すぐに毎週1回勉強会を始め、「ここで一緒に話しましょう」と呼びかけました。1997年に本を出すことができ、その出版後には、一気に仲間ができた気がしましたね。

立ち上げて比較的早い段階で、女性ファッション誌から取材を受けたことも印象深い出来事でした。記事は製品ではなく、「女性が性やプレジャーを自らの言葉で発信し、社会とつながる仕事をしている」という私個人の活動に光を当ててくれたんです。このことが本当に嬉しく、「こういうテーマで働く女性がいてもいいんだ」という空気が社会に少しずつ生まれ始めていた時代だったのだなと、今振り返ると思いますね。

—— ラブピースクラブで発信している「語っていい」メッセージや、「快楽も痛みも、あなたのもの」という言葉に込められている想いとは何でしょうか。

私は、“痛みや不快な経験をしたことがない”という女性の方が、むしろ少ないのではないかと感じています。辛い経験がなかったと語れる人も、決して多くはないはずです。

そのような社会で、「性って素晴らしいものだよ」と良い面だけを強調して語ることが、かえって女性たちへのプレッシャーになることもあるのではないかと、私たちは考えています。だから、良いことだけを伝えるのは違うと、常に感じてきました。

しかし、性のことについて何も語らないというのも、また違うと思うのです。女性たちが経験する痛みや傷つき、そして楽しみたいという両方の感情を、同じ場所で話していい。そうしたメッセージを伝えたいと、いつも思っています。

ただ、このメッセージをわかりやすく伝えることの難しさは、ずっと感じています。特に、女性たち自身から「そんなプレッシャーになるようなことは言われたくない」という声を聞くこともあります。女性が性について語ることに対する、男性からの偏見は気になりませんでしたが、むしろ同じ女性たちから「それがプレッシャーだ」と教えられてきた部分も多くあります。
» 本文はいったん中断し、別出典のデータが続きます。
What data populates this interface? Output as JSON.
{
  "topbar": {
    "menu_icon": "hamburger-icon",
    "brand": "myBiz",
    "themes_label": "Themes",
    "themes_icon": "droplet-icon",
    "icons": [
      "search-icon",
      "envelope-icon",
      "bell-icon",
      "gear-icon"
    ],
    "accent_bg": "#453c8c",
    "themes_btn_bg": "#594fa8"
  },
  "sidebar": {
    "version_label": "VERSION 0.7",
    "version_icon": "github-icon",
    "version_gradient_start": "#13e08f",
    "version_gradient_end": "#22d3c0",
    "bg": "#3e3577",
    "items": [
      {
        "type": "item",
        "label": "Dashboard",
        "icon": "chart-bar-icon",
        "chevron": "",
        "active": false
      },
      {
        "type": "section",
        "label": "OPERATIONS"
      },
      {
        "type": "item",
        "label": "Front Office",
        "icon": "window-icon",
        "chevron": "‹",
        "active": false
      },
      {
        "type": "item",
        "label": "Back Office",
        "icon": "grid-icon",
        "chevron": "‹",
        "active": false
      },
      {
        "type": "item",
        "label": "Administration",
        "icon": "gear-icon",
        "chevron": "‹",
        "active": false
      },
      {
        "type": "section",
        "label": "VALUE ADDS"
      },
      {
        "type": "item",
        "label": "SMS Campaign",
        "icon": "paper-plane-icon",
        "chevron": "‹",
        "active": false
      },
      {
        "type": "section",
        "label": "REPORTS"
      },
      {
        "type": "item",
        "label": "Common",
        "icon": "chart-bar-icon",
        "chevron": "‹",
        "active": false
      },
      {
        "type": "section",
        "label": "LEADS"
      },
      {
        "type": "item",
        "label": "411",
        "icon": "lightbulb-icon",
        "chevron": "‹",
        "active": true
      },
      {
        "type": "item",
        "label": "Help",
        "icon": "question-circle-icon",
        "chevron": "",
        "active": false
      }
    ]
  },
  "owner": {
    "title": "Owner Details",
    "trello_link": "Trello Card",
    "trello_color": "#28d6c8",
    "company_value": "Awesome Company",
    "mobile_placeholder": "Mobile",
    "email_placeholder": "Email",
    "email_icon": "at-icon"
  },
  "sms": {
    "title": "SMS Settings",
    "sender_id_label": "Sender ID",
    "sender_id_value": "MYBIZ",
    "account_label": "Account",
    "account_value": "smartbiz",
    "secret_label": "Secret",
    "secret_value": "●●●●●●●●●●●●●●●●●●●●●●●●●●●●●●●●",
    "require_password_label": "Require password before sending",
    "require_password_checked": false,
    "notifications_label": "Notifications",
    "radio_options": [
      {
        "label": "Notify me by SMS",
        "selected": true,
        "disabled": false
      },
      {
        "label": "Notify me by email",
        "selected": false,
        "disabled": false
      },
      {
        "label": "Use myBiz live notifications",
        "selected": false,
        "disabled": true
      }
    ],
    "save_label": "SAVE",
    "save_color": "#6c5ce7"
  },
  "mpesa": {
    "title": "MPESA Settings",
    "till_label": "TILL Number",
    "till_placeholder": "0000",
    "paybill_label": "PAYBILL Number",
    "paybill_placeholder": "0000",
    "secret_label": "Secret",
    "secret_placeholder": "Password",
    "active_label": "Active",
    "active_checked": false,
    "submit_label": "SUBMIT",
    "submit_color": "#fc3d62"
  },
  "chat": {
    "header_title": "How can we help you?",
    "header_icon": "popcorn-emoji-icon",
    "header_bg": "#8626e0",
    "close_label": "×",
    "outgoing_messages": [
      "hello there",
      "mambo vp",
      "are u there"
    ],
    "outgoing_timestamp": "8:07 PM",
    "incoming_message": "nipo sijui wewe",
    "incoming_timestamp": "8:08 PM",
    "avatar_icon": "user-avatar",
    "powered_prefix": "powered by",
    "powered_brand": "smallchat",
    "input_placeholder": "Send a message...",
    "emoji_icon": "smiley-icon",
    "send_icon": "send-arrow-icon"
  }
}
だからこそ、性の持つ複雑さは、常に伝え続けていかなければならない大切な点だと考えています。

また、「性を安心して楽しむ」という表現には、特に強い思いを込めています。
「性」という言葉だけが一人歩きしてしまうと、私たちの意図が誤解されて伝わることもあります。だからこそ、「安心」や「安全」という前提が性にとってどれほど大切か、これをなくしては本当のプレジャーは得られない、と私たちは考えています。
そのため、「性を楽しみましょう」と言う前に、「性を安心して楽しみましょう」ということを、非常に意識して伝えているのです。それが、ラブピースクラブが目指している社会の姿だと考えています。